One way to look at the problem described in the Cloudflare blog post is that it's fundamentally a scaling challenge. We need a unique egress IP address to make sure the reply is routed correctly. Assigning multiple unique IP address to each host (the motivation is described in the blog post) doesn't scale, as IPv4 addresses are expensive (and #tags * #servers is a large number).

If you have a database that's bottlenecked on write throughput, sharding the database is a very common solution (which comes with a set of challenges). Turns out the same sharding idea applies to IP as well. Once you shard a database, a table no longer lives on a single physical host anymore. Similarly, an egress IP can be sharded among a set of hosts, given we have a way to route the datagram to the correct place. Similar to distributing a table across a cluster of hosts, Cloudflare is distributing an IP across multiple hosts – that's how they saved egress IP addresses.
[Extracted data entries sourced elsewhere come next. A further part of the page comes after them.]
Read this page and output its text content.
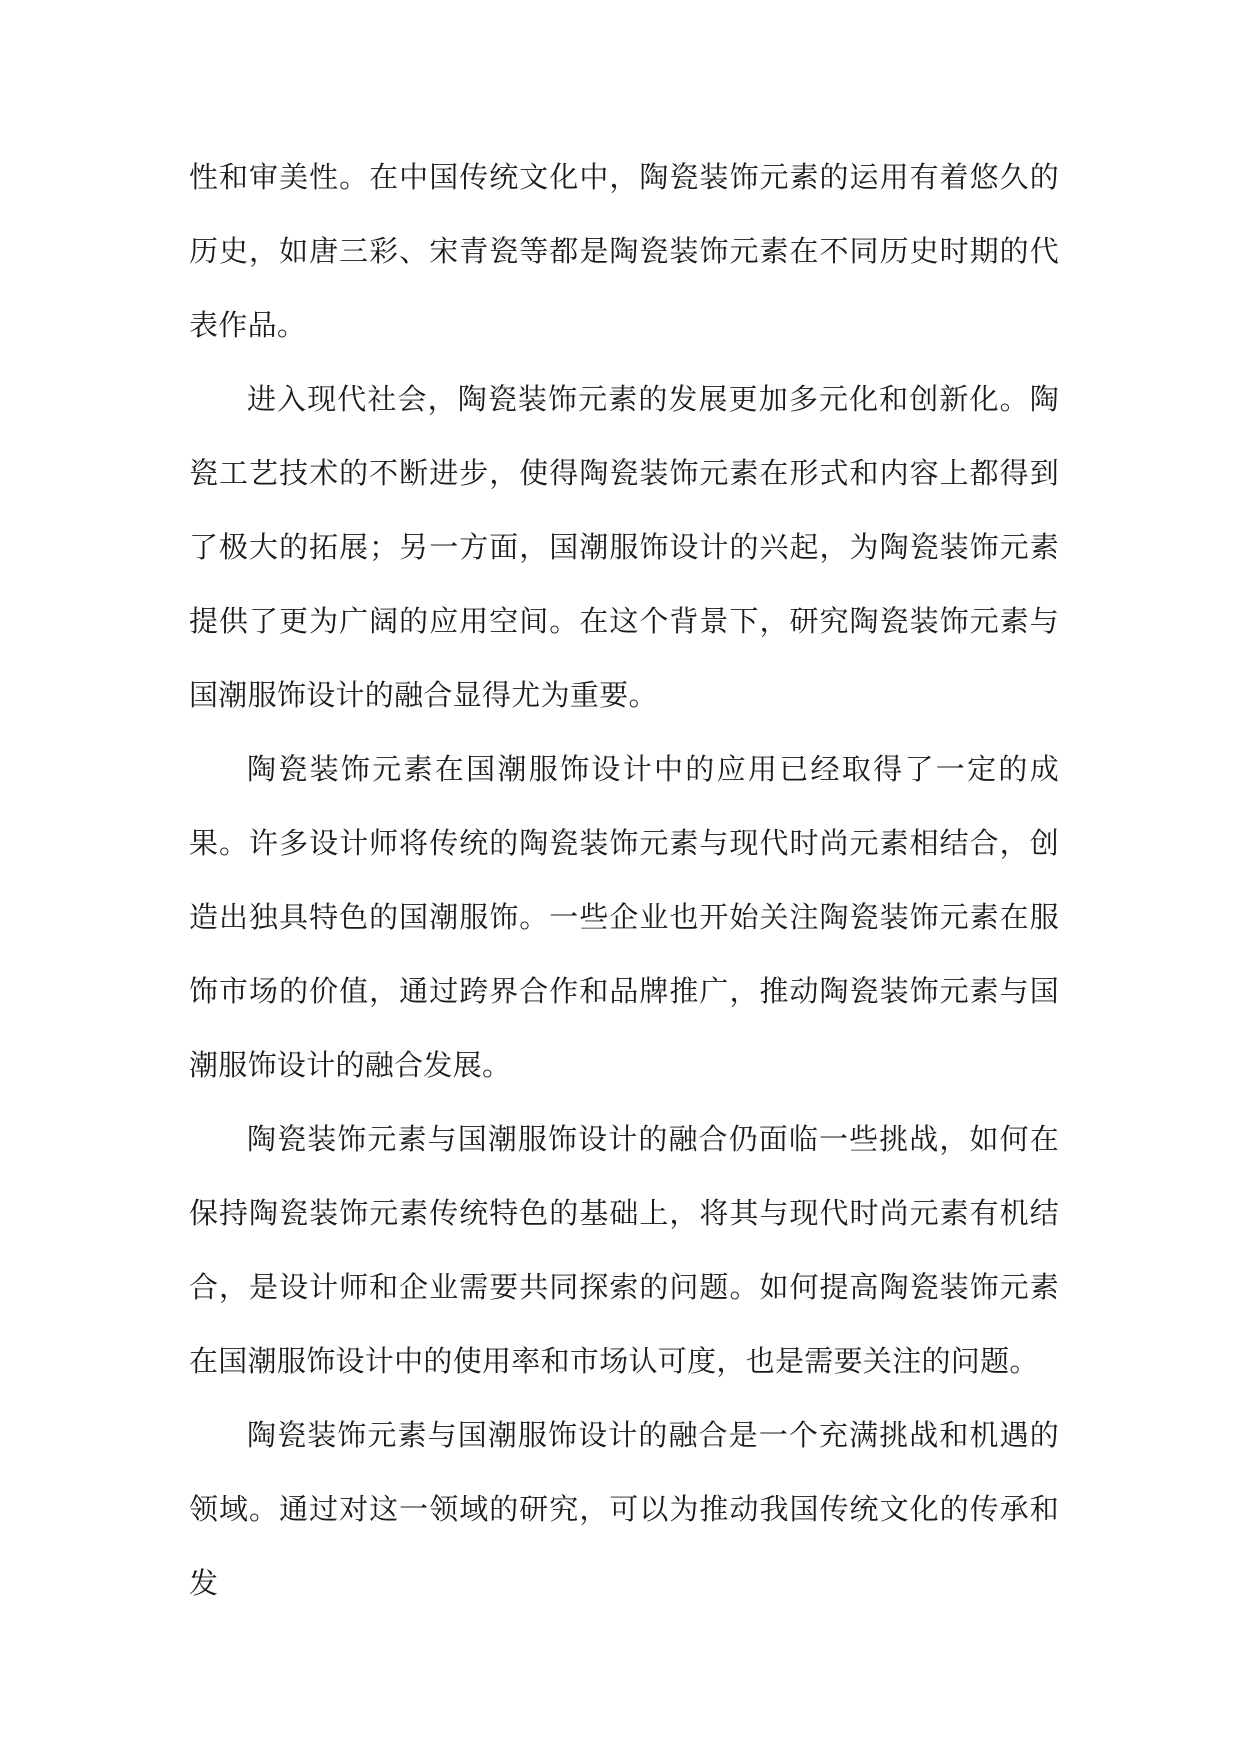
性和审美性。在中国传统文化中，陶瓷装饰元素的运用有着悠久的历史，如唐三彩、宋青瓷等都是陶瓷装饰元素在不同历史时期的代表作品。

进入现代社会，陶瓷装饰元素的发展更加多元化和创新化。陶瓷工艺技术的不断进步，使得陶瓷装饰元素在形式和内容上都得到了极大的拓展；另一方面，国潮服饰设计的兴起，为陶瓷装饰元素提供了更为广阔的应用空间。在这个背景下，研究陶瓷装饰元素与国潮服饰设计的融合显得尤为重要。

陶瓷装饰元素在国潮服饰设计中的应用已经取得了一定的成果。许多设计师将传统的陶瓷装饰元素与现代时尚元素相结合，创造出独具特色的国潮服饰。一些企业也开始关注陶瓷装饰元素在服饰市场的价值，通过跨界合作和品牌推广，推动陶瓷装饰元素与国潮服饰设计的融合发展。

陶瓷装饰元素与国潮服饰设计的融合仍面临一些挑战，如何在保持陶瓷装饰元素传统特色的基础上，将其与现代时尚元素有机结合，是设计师和企业需要共同探索的问题。如何提高陶瓷装饰元素在国潮服饰设计中的使用率和市场认可度，也是需要关注的问题。

陶瓷装饰元素与国潮服饰设计的融合是一个充满挑战和机遇的领域。通过对这一领域的研究，可以为推动我国传统文化的传承和发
What we chose instead, is splitting an egress IP across servers by a port range.

This is essentially saying, "sharding an IP with port as sharding keys". In this way, an IP is no longer mapped to a single host, or a fixed set of hosts. It's stored in the cloud, abstracted away from the client/sender. Just like when you have a table in DynamoDB, it's not mapped to any physical hosts. It's distributed; everything is in the cloud. IP as well.